TLDR
- Jim Cramer remains optimistic about Apple stock despite recent underperformance, saying Tim Cook and his team deserve the “benefit of the doubt”
- Jefferies analyst Edison Lee upgraded Apple from Underperform to Hold, citing potential for June quarter earnings to beat expectations
- iPhone sales in China grew around 10% in early June quarter driven by targeted discounts, supporting 8% revenue growth forecast
- Apple faces potential tariff risks with analyst calculating 7% hit to earnings under various tariff scenarios on China, India, and Vietnam
- Cramer suggests $180 as a key buying level (25 times earnings) while seeing potential for 35 times earnings if negativity clears
Apple stock received some rare good news this week, though the path forward remains cloudy for the tech giant.

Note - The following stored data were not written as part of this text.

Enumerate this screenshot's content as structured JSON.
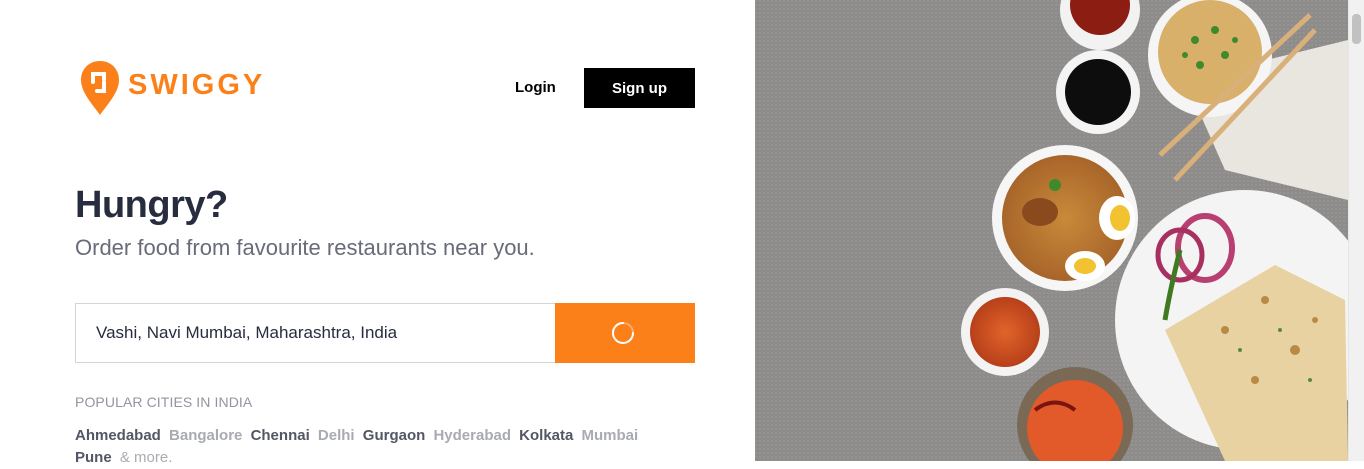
{
  "brand": {
    "name": "SWIGGY",
    "logo_icon": "swiggy-pin-logo-icon",
    "color": "#fc8019"
  },
  "header": {
    "login_label": "Login",
    "signup_label": "Sign up"
  },
  "hero": {
    "title": "Hungry?",
    "subtitle": "Order food from favourite restaurants near you."
  },
  "search": {
    "value": "Vashi, Navi Mumbai, Maharashtra, India",
    "button_state": "loading",
    "button_icon": "loading-spinner-icon"
  },
  "cities": {
    "label": "POPULAR CITIES IN INDIA",
    "items": [
      {
        "name": "Ahmedabad",
        "tone": "dark"
      },
      {
        "name": "Bangalore",
        "tone": "light"
      },
      {
        "name": "Chennai",
        "tone": "dark"
      },
      {
        "name": "Delhi",
        "tone": "light"
      },
      {
        "name": "Gurgaon",
        "tone": "dark"
      },
      {
        "name": "Hyderabad",
        "tone": "light"
      },
      {
        "name": "Kolkata",
        "tone": "dark"
      },
      {
        "name": "Mumbai",
        "tone": "light"
      },
      {
        "name": "Pune",
        "tone": "dark"
      }
    ],
    "more_label": "& more."
  },
  "colors": {
    "accent": "#fc8019",
    "heading": "#282c3f",
    "subtext": "#686b78"
  }
}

Jefferies analyst Edison Lee upgraded Apple from Underperform to Hold on Tuesday. The move came as a surprise given the recent skepticism surrounding the company’s AI strategy.

Lee’s upgrade centers on expectations for Apple’s upcoming June quarter earnings. He believes the company could beat its own guidance for low-single-digit revenue growth.
The analyst forecasts 8% revenue growth for the quarter. This optimism stems largely from stronger-than-expected iPhone performance in China.
According to Lee’s estimates, iPhone sales in China grew around 10% in the first two months of the June quarter. Targeted discounts helped drive this improvement in Apple’s crucial market.
However, Lee warns this strength may not last. He expects iPhone shipments to decline 6% year-over-year in the September quarter.
The analyst points to a lack of compelling new features as a key concern. He also notes that AI capabilities haven’t yet become a game changer for Apple.
Cramer Maintains Faith Despite Challenges
CNBC’s Jim Cramer offered his own take on Apple’s prospects. Despite the stock’s recent underperformance, Cramer remains bullish on the company’s long-term potential.
“Tim Cook and his team have earned the benefit of the doubt,” Cramer said. He pointed to Apple’s history of bouncing back from difficult periods.
Cramer believes Apple stock deserves to trade at a premium to the broader market. The stock currently trades at 28 times earnings compared to 23 times for the S&P 500.
The TV host identified $180 as a key level for potential buyers. This represents about 25 times earnings, a level where Apple has historically found support.
At that price point, Cramer would be ready to “back up the truck” with purchases. Conversely, he sees potential for 35 times earnings if the company can shake off current negativity.
Tariff Threats Loom Large
Lee’s analysis also highlighted potential risks from trade policy changes. The analyst calculated Apple could face a 7% hit to earnings per share under certain tariff scenarios.
These projections assume a 10% tariff on India, 20% on Vietnam, and 30% on China. All three countries serve as major manufacturing bases for Apple’s products.
Current tariff levels show India facing a potential 26% rate on U.S. imports. Chinese goods currently face temporarily reduced 30% levies.
However, these rates remain subject to change as trade negotiations continue. Lee believes the market may be too optimistic about potential tariff impacts.
The analyst’s new price target of $188.32 represents an increase from his previous $170.62 target. Even with the upgrade, this target implies downside from current levels.
Apple shares traded up 0.8% at $209.42 in premarket action following the upgrade. The stock has lagged broader market gains in recent months as investors question the company’s AI positioning.
Lee expects potential weakness in the September quarter could offset any June quarter strength, with iPhone shipments declining 6% year-over-year in that period.